It was the green knickers that did it. Hoisted high on porn-star hips, they struck a bum note among the yards of pink flesh. Whatever triple-X website Thomas Ruff cribbed the woman in nudes sh02 (2001) from, we can be pretty sure that her underwear - the colour and texture of cartoon frogs - came from Photoshop rather than Victoria's Secrets. Blown up a metre high, Ruff blurred and scumbled the original image, the high-res plasticity of porn giving way to a surface that's half painterly swooshes, half surveillance camera miasma. As a device for calling attention to the formal beauty of the source material, it only works if we ignore the possibility that shoddy production values are part of Internet porn's erotic charge. This is where the lily-pad pants come in. It's not hard to believe that a dingy, pixillated bust gets a certain type of cyberman hot under the collar, but it's impossible to imagine those green knickers rocking anyone's world.

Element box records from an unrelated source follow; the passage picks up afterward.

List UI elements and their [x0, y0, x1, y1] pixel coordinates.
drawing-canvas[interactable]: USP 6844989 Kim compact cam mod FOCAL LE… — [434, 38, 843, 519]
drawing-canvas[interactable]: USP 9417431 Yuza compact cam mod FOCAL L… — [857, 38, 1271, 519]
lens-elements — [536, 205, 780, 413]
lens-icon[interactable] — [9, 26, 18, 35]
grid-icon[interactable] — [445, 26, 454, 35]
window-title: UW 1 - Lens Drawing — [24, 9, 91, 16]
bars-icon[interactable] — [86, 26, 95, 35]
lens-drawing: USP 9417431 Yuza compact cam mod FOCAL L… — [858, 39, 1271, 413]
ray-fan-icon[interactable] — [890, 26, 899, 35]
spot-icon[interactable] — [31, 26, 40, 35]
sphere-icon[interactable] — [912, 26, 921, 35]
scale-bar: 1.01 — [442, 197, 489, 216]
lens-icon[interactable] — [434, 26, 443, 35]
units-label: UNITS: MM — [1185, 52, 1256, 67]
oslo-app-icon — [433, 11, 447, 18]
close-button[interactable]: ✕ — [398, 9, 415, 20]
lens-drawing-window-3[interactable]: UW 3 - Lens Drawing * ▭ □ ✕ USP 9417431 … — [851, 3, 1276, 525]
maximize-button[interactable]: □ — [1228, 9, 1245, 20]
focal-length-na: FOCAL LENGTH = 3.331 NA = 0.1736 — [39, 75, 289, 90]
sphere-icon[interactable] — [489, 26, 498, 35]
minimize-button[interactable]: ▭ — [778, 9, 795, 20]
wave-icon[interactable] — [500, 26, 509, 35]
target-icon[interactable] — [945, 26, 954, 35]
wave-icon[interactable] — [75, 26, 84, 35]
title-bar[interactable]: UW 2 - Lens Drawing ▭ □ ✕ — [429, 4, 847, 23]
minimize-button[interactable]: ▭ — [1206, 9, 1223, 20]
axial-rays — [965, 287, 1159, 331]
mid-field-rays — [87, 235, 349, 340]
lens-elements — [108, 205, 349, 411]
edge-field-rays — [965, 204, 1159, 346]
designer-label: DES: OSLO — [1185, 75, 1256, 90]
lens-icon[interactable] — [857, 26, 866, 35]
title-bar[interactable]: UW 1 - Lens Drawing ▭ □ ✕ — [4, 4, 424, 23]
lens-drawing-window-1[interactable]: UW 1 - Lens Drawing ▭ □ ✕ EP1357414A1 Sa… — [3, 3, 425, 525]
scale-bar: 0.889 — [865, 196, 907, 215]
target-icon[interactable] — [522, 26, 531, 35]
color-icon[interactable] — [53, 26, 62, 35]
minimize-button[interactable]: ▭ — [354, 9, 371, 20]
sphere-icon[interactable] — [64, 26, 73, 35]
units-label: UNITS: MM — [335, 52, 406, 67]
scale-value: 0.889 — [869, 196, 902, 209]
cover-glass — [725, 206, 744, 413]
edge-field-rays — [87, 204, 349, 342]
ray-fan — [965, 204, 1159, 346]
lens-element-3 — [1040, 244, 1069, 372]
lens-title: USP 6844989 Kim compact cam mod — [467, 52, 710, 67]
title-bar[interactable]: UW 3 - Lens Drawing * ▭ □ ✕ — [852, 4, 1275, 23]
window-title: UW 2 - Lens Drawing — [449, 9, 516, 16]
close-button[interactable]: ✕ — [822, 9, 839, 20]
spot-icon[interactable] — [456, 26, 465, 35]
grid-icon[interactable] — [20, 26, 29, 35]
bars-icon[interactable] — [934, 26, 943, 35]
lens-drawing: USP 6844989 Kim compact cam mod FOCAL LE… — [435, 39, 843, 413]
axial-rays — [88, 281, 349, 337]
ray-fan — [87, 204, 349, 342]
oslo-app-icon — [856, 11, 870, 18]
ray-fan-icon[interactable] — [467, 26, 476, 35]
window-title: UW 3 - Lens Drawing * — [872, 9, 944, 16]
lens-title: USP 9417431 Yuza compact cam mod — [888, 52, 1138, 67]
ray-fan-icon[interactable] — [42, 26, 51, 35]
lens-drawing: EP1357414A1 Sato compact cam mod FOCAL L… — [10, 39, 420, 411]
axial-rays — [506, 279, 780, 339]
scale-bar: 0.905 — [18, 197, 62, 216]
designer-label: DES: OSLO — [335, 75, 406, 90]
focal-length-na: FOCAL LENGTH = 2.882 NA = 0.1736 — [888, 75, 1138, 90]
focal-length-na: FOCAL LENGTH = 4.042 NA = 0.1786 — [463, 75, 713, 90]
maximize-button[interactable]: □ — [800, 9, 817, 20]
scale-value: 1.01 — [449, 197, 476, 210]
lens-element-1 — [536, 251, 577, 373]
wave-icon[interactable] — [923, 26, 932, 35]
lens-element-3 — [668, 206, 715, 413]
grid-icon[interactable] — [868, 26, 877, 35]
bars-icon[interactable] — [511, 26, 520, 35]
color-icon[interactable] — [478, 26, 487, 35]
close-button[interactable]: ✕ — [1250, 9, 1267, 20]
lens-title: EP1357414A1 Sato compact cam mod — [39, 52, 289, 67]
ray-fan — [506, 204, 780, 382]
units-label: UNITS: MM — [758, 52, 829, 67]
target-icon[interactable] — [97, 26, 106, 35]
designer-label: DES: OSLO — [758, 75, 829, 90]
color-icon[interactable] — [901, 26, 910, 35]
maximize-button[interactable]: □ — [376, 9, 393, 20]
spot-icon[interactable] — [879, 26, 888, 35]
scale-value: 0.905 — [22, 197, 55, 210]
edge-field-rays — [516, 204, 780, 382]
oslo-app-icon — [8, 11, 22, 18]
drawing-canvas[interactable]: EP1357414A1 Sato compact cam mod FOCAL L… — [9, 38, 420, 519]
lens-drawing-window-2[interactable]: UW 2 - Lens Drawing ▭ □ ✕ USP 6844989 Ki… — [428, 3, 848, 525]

The most recent work in this mini-retrospective, Ruff's series 'Nudes' (1999-ongoing) continues his probing of the claims made by photographic images to present the 'truth'. In nudes ez03 (1999), the stock suburban furnishings of the readers' wives shoot are transformed into a liquid Morris Louis colour field. The image starts to malfunction without the chain-store normalcy of an Axminster rug, and we realize that despite porn's utilitarian directness, even such low-rent representations depend on a certain visual rhetoric. Ruff's animated smudging of the rutting figures in nudes em08 (2000) disrupts the waxwork stillness of the jazz-mag action shot, where models stop mid-thrust to allow the cameraman to adjust his shutter speed. All porn really shows us is people posing for photos, and Ruff's point is that these staged images only attain a 'truth' in the fantasies they generate. It's an argument underlined by nudes sh02, in which a glamour model sports Kim Basinger's cut'n'pasted head. We're reminded of her role in Curtis Hanson's LA Confidential (1997), where she plays a hooker made up to resemble the actress Veronica Lake. Desire is at ease with this chain of simulation, as long as we can scrunch up our eyes and half believe it's the real thing.
Right now, Postmodern posturing about the nightly news seems pretty shabby, and it's hard not to bring this discomfort to Ruff's series 'Nacht' (Night, 1992-6). Following the Gulf War, Ruff bought an image intensifier and designated Dusseldorf as a 'theatre of war'. Nacht 17 III (1992) shows a cosy cul-de-sac glimpsed through green night vision goggles. Nothing much is going on - a hatchback is parked in the drive, low-level lighting seeps from the upstairs windows as the occupants prepare for bed. The scene is tinged with a certain Silence of the Lambs (1989) paranoia, but a vaguely spooky suburb doesn't really say much about a blitzed Baghdad, stripped of meaning by CNN's instant transmission. A milky house plant targeted by the image intensifier, Nacht 13 II (1993), is much more affecting. The weedy cousin of the pumped-up trees beyond the sitting room window, it's a reminder of the video-game language of the conflict, where the ability to drop a missile down a chimney pipe was treated like a Nintendo expansion pack.
Ruff has commented that 'our image models are the images in the media. My images are not depictions of reality, but show a second reality, the image of the image.' It's a truism that speaks through his 'Zeitungsfotos' series (Newspaper Photos, 1990-1). Headlines and column inches scissored away, these scaled-up photos become the whole story. A kiss from Valentino stands in for love, and protesting kids on a dusty street wrap up 40 years of Palestinian suffering. Ruff's refried media studies seminar feels dispensable, illustrations to worn-out theories. He's more successful when he turns to the stars. A computer-enhanced observatory photo, 22h 00m / -50º (1992) compresses time and space onto a flat, vinyl-black surface. The piece reminds us that light from dead stars speeds towards us at a million miles per second, an oddly comforting thought in a show preoccupied with distortions of history.
Gustave Flaubert described language as a 'cracked kettle on which we beat out tunes for bears to dance to, while all the time we seek to move the stars to pity'. Seen today, Ruff's semiotic explorations only come alive when they touch on the ineffable: desire, fear and looming night skies. Maybe it's the times, but worrying away at ideas of the hyperreal suddenly feels like old news.